Drone mapping outputs detects all targets within world frame (Figure E4).

PASS

SYS12 Mission time

Report total mission time.

Full mission time 06:30mins.

PASS

Figure E2 – Whole system test matrix.

 

Metric

Value

Total mission time

06:30mins

Containers recovered

10/10

Average time per container

39.0 s

Throughput

1.54 containers/min

Mission energy (model)

21.1Wh

Peak bus current (model/log)

15.68 A

Drone geolocation error (median)

0.10 m


Figure E3 – Mission KPI summary.

 


Figure E4 – Drone geolocation map with detected targets.

 


Figure E5 – 100% below 10
° tilt threshold for randomised payload pick-place sweep.


Figure E6 – 8 missions can be completed per battery charge.

 

F

Design Reflection

The integrated platform demonstrates end-to-end system performance beyond margins.

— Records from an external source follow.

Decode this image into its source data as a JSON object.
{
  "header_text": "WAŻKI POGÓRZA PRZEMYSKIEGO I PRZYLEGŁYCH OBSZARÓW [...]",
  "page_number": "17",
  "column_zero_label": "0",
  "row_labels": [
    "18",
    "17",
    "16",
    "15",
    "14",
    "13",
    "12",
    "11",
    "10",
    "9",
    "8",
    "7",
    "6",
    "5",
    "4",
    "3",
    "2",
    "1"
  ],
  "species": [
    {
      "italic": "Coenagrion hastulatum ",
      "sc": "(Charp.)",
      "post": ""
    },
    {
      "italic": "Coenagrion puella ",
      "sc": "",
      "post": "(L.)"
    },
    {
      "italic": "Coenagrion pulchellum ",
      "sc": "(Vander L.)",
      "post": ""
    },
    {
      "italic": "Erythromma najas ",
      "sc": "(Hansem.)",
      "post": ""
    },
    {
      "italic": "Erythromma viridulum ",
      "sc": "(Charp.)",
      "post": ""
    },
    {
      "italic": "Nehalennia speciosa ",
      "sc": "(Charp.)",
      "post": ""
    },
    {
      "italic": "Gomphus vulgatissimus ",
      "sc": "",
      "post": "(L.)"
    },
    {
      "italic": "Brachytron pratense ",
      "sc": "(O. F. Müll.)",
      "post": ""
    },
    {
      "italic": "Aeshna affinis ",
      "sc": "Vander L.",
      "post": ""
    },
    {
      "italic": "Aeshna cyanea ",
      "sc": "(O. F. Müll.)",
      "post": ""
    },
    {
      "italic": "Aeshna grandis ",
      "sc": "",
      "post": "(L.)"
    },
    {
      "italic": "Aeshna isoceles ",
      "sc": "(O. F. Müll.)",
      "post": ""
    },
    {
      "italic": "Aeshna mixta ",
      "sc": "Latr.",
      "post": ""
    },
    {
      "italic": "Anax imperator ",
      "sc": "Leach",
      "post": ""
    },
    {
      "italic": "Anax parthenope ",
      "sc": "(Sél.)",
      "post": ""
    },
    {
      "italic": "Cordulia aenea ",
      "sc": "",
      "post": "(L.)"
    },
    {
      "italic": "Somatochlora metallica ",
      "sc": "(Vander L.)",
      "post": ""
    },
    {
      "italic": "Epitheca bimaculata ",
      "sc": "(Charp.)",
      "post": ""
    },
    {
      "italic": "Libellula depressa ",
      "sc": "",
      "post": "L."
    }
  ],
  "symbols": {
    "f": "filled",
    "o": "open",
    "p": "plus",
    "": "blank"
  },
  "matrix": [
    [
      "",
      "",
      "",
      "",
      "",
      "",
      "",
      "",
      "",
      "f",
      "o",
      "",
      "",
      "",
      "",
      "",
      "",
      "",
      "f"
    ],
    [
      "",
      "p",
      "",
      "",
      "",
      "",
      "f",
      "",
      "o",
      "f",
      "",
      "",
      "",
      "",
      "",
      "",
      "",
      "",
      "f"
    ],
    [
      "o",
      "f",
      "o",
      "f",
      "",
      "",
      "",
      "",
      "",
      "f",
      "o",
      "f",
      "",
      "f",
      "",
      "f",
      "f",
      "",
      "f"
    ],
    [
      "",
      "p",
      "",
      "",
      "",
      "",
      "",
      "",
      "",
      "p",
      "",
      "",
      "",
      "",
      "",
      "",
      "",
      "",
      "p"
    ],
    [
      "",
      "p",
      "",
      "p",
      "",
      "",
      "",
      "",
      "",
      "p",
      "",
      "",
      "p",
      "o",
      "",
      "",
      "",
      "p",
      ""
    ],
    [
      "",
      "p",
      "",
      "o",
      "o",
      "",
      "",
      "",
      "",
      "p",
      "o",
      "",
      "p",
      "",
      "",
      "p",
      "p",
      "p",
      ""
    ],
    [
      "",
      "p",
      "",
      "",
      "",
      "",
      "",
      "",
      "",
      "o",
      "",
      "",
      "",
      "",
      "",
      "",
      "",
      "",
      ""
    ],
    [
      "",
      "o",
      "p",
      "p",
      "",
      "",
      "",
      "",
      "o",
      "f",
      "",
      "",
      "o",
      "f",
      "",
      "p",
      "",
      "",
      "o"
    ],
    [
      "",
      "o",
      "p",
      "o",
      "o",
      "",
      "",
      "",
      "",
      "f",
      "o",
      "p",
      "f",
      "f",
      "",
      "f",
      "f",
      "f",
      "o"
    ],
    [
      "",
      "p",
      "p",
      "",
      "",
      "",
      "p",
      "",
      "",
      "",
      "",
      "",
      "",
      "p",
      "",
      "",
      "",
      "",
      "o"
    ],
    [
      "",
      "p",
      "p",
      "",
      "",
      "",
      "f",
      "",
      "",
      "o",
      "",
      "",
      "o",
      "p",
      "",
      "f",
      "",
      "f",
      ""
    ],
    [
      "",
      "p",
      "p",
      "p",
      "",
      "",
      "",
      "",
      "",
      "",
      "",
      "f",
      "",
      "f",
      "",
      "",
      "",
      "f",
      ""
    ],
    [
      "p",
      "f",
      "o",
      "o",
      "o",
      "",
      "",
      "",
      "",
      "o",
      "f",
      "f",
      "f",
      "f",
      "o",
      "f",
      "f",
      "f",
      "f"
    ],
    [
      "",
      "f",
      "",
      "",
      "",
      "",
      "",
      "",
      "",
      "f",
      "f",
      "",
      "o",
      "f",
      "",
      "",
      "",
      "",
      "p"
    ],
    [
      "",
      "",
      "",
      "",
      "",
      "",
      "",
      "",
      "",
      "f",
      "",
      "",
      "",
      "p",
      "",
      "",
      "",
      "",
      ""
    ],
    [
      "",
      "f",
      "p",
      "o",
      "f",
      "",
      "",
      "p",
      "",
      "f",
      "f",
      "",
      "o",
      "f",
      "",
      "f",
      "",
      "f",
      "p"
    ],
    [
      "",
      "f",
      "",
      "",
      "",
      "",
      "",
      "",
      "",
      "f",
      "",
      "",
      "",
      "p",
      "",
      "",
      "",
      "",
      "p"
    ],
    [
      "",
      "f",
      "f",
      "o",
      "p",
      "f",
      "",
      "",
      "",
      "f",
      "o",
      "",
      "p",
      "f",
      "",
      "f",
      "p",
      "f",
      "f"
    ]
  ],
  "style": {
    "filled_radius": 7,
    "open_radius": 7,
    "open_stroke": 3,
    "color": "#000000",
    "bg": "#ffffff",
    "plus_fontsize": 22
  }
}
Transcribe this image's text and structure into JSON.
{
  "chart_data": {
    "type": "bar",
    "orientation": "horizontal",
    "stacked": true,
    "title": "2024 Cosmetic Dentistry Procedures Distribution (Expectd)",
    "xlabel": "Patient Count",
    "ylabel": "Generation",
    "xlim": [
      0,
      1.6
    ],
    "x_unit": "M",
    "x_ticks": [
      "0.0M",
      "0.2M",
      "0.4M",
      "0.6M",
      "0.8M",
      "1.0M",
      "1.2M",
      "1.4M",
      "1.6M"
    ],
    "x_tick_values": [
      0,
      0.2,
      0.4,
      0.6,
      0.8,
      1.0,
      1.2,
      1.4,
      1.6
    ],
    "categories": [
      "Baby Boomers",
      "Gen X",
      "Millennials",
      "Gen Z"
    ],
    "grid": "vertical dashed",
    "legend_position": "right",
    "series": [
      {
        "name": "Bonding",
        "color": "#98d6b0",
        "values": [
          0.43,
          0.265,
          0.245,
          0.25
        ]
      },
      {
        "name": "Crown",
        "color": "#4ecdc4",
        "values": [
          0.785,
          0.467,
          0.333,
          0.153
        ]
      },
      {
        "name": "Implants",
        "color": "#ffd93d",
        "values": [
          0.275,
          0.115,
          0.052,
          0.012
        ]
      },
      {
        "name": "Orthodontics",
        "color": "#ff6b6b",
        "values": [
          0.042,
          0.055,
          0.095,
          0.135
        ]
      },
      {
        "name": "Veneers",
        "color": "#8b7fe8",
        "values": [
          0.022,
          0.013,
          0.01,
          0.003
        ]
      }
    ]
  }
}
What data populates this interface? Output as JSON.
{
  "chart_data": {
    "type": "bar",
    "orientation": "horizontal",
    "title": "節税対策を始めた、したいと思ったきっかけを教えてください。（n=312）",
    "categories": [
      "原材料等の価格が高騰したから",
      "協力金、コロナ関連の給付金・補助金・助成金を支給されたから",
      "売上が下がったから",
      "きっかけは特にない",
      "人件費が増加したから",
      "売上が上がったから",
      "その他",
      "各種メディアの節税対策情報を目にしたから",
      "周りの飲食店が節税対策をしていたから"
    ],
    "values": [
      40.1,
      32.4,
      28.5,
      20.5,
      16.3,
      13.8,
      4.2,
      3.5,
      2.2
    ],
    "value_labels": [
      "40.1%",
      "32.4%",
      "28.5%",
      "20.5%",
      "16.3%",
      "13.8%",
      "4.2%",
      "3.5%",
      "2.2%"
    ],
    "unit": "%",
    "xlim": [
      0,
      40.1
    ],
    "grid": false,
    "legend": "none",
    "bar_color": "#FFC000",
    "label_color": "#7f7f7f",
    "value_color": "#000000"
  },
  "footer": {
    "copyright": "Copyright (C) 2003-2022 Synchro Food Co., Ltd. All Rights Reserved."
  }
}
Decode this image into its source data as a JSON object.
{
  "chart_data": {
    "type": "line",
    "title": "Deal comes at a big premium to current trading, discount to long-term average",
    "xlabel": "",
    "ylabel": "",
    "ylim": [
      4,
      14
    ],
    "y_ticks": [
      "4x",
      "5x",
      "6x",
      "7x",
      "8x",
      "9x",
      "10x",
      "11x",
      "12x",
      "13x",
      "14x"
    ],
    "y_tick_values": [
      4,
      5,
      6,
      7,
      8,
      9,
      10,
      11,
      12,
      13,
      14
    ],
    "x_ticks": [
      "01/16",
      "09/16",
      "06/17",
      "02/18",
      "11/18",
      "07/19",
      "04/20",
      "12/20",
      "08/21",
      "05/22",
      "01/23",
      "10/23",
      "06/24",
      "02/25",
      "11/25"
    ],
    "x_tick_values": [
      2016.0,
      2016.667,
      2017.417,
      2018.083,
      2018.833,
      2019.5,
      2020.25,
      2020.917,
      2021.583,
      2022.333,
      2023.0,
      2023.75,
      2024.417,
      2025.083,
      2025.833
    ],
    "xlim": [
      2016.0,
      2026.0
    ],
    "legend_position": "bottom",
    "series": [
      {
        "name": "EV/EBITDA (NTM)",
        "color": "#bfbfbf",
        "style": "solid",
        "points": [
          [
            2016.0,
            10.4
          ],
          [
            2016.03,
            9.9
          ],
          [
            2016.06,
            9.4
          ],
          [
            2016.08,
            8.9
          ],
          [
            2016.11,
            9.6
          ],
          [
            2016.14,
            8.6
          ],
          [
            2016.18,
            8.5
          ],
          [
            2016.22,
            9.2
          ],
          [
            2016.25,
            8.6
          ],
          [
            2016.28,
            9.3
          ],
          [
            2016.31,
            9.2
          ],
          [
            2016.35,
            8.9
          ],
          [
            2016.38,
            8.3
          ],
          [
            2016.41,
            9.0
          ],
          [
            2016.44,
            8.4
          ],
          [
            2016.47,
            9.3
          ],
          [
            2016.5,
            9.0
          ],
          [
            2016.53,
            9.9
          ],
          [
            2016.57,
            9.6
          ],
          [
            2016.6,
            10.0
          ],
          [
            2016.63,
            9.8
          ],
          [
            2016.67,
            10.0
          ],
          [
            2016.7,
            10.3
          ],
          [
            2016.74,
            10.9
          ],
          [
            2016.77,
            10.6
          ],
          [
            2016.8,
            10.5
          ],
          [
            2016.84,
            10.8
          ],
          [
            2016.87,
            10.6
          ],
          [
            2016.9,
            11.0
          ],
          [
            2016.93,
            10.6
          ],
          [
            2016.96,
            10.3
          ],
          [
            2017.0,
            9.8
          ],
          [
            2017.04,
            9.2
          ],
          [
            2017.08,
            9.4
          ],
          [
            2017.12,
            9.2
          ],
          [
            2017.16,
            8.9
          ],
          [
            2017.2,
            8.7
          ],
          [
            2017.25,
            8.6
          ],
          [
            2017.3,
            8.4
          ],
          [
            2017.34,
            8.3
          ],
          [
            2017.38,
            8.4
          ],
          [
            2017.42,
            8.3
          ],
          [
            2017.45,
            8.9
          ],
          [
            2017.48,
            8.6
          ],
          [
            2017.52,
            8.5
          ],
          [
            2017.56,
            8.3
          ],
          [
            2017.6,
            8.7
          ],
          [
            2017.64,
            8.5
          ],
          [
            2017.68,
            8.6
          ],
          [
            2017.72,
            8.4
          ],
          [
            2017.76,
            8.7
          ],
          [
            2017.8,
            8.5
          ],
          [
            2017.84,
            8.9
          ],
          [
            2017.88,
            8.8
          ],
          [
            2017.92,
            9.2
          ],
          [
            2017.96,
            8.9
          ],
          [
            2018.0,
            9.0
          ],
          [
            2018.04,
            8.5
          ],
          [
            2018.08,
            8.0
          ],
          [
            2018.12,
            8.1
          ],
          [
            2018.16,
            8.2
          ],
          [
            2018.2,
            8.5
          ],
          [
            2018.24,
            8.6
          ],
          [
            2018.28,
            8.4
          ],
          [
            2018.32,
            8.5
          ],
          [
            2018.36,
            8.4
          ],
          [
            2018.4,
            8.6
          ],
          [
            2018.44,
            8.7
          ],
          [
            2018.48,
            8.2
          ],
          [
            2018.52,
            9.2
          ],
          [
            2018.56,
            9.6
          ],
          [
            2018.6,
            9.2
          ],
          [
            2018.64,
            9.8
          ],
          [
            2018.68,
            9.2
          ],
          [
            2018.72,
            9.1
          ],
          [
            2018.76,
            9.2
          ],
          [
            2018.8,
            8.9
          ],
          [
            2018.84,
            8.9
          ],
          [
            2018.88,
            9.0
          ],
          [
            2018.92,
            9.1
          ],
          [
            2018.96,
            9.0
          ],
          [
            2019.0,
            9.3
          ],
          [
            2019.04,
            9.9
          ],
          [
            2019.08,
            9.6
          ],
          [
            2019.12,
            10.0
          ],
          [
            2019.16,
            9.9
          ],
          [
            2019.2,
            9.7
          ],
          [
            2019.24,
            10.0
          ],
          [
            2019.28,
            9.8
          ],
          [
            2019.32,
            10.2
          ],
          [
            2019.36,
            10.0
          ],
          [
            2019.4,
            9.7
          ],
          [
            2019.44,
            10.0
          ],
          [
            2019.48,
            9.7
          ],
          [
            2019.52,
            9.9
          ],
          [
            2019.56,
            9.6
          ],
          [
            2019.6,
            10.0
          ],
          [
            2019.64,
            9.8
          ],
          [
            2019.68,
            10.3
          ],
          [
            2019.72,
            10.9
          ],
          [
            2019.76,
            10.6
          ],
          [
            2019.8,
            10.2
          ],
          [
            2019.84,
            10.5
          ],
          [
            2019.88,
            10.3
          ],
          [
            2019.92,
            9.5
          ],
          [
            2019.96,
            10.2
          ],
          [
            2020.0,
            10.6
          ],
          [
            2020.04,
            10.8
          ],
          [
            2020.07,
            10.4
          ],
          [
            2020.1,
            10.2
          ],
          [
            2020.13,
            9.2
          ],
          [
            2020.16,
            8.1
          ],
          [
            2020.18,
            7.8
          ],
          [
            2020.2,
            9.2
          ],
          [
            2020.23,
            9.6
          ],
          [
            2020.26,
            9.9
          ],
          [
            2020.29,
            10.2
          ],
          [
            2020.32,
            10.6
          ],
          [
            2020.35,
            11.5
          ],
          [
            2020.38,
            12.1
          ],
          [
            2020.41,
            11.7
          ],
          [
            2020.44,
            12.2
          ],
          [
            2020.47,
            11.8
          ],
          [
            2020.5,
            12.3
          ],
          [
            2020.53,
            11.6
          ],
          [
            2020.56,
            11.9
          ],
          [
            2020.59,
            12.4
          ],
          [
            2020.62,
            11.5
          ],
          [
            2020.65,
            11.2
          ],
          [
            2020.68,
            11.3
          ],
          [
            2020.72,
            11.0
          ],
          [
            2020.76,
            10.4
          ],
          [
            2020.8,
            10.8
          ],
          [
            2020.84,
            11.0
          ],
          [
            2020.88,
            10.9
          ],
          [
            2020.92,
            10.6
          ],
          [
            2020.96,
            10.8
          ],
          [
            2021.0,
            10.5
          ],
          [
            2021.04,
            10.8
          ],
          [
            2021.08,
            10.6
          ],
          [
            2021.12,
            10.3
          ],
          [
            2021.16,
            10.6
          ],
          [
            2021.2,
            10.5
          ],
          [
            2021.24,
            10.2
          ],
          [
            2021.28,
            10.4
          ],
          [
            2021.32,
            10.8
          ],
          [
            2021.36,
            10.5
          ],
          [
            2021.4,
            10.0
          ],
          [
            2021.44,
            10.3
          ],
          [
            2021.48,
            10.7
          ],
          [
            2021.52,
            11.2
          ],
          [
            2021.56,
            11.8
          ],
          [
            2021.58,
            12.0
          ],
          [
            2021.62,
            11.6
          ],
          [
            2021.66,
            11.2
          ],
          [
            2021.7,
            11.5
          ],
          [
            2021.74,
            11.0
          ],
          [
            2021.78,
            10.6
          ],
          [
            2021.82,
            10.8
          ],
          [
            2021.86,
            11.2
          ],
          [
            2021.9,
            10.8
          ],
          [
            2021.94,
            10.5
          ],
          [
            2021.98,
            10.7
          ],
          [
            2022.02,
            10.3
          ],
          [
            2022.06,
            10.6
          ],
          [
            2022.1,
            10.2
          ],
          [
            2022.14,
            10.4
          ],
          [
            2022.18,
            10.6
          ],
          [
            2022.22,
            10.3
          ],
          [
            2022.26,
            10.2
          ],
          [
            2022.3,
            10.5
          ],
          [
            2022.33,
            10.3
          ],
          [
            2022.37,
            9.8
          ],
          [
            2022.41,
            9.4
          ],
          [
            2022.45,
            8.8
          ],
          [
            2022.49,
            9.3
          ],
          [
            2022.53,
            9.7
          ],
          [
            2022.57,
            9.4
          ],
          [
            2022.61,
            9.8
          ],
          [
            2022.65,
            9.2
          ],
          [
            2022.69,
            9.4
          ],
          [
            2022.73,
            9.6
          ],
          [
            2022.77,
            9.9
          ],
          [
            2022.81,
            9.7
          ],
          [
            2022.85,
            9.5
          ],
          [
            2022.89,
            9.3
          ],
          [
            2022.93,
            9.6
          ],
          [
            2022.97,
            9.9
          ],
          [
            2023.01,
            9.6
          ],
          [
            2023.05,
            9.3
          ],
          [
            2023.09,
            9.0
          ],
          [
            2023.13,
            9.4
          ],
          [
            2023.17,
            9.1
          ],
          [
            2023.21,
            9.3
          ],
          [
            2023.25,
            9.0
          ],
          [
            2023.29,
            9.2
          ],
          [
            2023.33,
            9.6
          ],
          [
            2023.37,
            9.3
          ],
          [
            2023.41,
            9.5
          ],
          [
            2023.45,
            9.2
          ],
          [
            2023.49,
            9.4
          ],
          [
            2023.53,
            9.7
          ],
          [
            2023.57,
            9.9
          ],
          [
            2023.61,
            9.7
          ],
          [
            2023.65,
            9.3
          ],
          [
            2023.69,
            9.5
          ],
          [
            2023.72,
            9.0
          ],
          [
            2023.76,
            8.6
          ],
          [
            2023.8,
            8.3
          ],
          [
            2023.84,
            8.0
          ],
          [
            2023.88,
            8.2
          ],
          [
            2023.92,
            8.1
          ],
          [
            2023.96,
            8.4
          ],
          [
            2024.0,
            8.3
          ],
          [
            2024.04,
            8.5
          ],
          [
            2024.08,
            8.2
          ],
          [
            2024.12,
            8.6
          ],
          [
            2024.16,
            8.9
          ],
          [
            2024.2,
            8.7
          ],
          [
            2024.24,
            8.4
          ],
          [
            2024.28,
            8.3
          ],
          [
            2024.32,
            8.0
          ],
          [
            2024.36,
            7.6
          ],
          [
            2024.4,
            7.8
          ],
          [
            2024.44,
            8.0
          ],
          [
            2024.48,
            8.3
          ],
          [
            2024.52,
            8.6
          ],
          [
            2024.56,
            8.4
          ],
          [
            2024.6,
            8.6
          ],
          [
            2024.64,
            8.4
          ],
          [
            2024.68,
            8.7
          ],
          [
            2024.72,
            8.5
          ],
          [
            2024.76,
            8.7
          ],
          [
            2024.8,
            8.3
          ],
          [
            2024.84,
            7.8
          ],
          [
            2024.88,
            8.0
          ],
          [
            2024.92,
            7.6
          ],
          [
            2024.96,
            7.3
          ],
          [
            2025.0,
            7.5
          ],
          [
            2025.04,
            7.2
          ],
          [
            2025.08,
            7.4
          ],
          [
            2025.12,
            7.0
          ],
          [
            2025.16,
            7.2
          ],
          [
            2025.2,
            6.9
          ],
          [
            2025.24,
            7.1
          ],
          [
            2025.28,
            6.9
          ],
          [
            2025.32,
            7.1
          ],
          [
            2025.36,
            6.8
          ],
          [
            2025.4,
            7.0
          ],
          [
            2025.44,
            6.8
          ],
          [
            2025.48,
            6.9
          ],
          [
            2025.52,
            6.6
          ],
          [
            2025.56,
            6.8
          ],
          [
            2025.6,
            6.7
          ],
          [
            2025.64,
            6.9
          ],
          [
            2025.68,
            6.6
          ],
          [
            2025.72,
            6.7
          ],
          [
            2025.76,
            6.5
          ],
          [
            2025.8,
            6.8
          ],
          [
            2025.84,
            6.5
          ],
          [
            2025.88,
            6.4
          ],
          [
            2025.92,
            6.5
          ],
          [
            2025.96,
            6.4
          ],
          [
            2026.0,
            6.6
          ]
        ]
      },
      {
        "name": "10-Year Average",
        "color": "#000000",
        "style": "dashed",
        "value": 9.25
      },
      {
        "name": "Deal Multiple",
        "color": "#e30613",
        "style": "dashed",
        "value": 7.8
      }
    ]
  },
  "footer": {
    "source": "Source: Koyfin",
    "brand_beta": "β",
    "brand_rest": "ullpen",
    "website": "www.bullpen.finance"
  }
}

A full mission run achieved 10/10 container recoveries in 06:30 min, corresponding to 39.0s per container (1.54 containers/min). Energy modelling shows 21.1Wh total consumption with a 15.68A peak bus current, leaving substantial battery capacity. Namely, the rover can operate for 8 missions per charge. The aerial mapping layer achieved a 0.10m median geolocation error, enabling rapid target acquisition.

This performance is enabled by a deliberately bounded autonomy architecture. The drone is constrained to a single, verifiable output: a world-frame list of geolocated targets, whilst the rover executes operator-led navigation with discrete autonomous pick-place cycles. The use of state machines prevents error accumulation on the robotic arm.

At subsystem level, manipulation performance supports system timing. End-effector tracking error remained below 0.05m with a mean 18.06s pick–place cycle time, and structural margin remains high.

The primary limitation observed is logistical throughput. Single-item transport forces repeated return trips between the biohazard locations and the Safe Zone, so mission time becomes dominated by traverse distance rather than pick–place cycle time. With hindsight, the system would be redesigned around batch transport using a lightweight trailer module (Figure F1), shifting the bottleneck in performance from navigation distance to loading rate.

Figure F1 - Biohazard trailer concept.